Blogger Hans Bader recently took note of the fact that the Obama administration sent a letter to school officials “that undermines both free speech and due process.” Bader noted that “a political appointee in the Education Department sent a ‘Dear Colleague’ letter to the nation’s school boards claiming that many forms of homophobia and bullying violate federal laws against sexual harassment and discrimination, but those laws only ban discrimination based on sex or race—not bullying in general.”
“The letter from the Assistant Secretary of Civil Rights, Russlyn Ali, defined ‘harassment’ so broadly,” noted Bader, “as to reach both speech protected by the First Amendment, and conduct the Supreme Court says does not legally qualify as harassment.”
Why is the White House and the Department of Education reaching all the way down into your local school is push for greater acceptance of homosexuality in particular and government intervention in general for an element of school life as old as education in America?
Is there any parent or citizen that is not aware of how poor the quality of education is in America these days? Is there anyone who has passed through grades K-thru-12 who doesn’t understand that bullying has always been a problem; that teachers and school administrators routinely intervene to deal with individual cases? That no “additional training” is required for this?
In a new book coming in May, “Lockdown High: When the Schoolhouse Becomes a Jailhouse”, author Annette Fuentes makes a case for the way too many schools treat students as potential jailbirds, requiring them to pass through metal detectors, and be subject to intrusive searchers, or suspended for alleged infractions of idiotic “zero tolerance” policies.
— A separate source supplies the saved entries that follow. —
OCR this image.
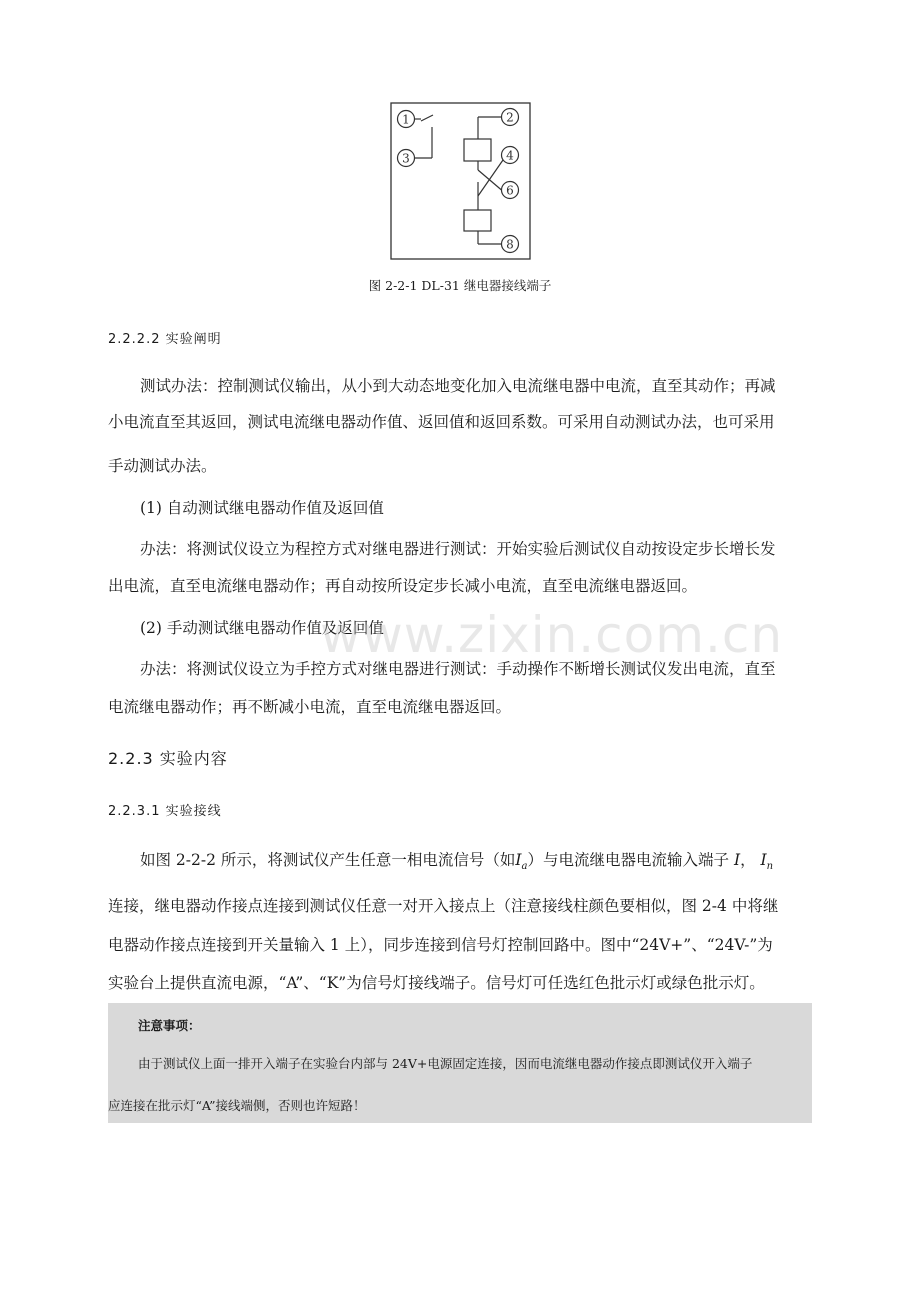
1
3
2
4
6
8
图 2-2-1 DL-31 继电器接线端子
2.2.2.2 实验阐明
测试办法：控制测试仪输出，从小到大动态地变化加入电流继电器中电流，直至其动作；再减
小电流直至其返回，测试电流继电器动作值、返回值和返回系数。可采用自动测试办法，也可采用
手动测试办法。
(1) 自动测试继电器动作值及返回值
办法：将测试仪设立为程控方式对继电器进行测试：开始实验后测试仪自动按设定步长增长发
出电流，直至电流继电器动作；再自动按所设定步长减小电流，直至电流继电器返回。
(2) 手动测试继电器动作值及返回值
办法：将测试仪设立为手控方式对继电器进行测试：手动操作不断增长测试仪发出电流，直至
电流继电器动作；再不断减小电流，直至电流继电器返回。
2.2.3 实验内容
2.2.3.1 实验接线
如图 2-2-2 所示，将测试仪产生任意一相电流信号（如$I_a$）与电流继电器电流输入端子 I， $I_n$
连接，继电器动作接点连接到测试仪任意一对开入接点上（注意接线柱颜色要相似，图 2-4 中将继
电器动作接点连接到开关量输入 1 上），同步连接到信号灯控制回路中。图中“24V+”、“24V-”为
实验台上提供直流电源，“A”、“K”为信号灯接线端子。信号灯可任选红色批示灯或绿色批示灯。
注意事项：
由于测试仪上面一排开入端子在实验台内部与 24V+电源固定连接，因而电流继电器动作接点即测试仪开入端子
应连接在批示灯“A”接线端侧，否则也许短路！
www.zixin.com.cn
Following the Columbine High School tragedy, Fuentes noted that the “public’s perception of school violence and youth behavior was seriously out of whack with reality,” adding that “Failing schools breed failing students and place them at risk of falling into the juvenile justice system, especially as policing and the practices of that system increasingly make their way into the schoolhouse.”
How crazy is it when a five-year-old is arrested for bringing a butter knife to school or a teenage girl is suspended for bringing Midol for her menstrual cramps? Why are six-year-old strip-searched in a classroom when a few dollars goes missing from the teacher’s desk? These incidents are too often a part of school life for today’s students trying to learn anything in a hostile environment.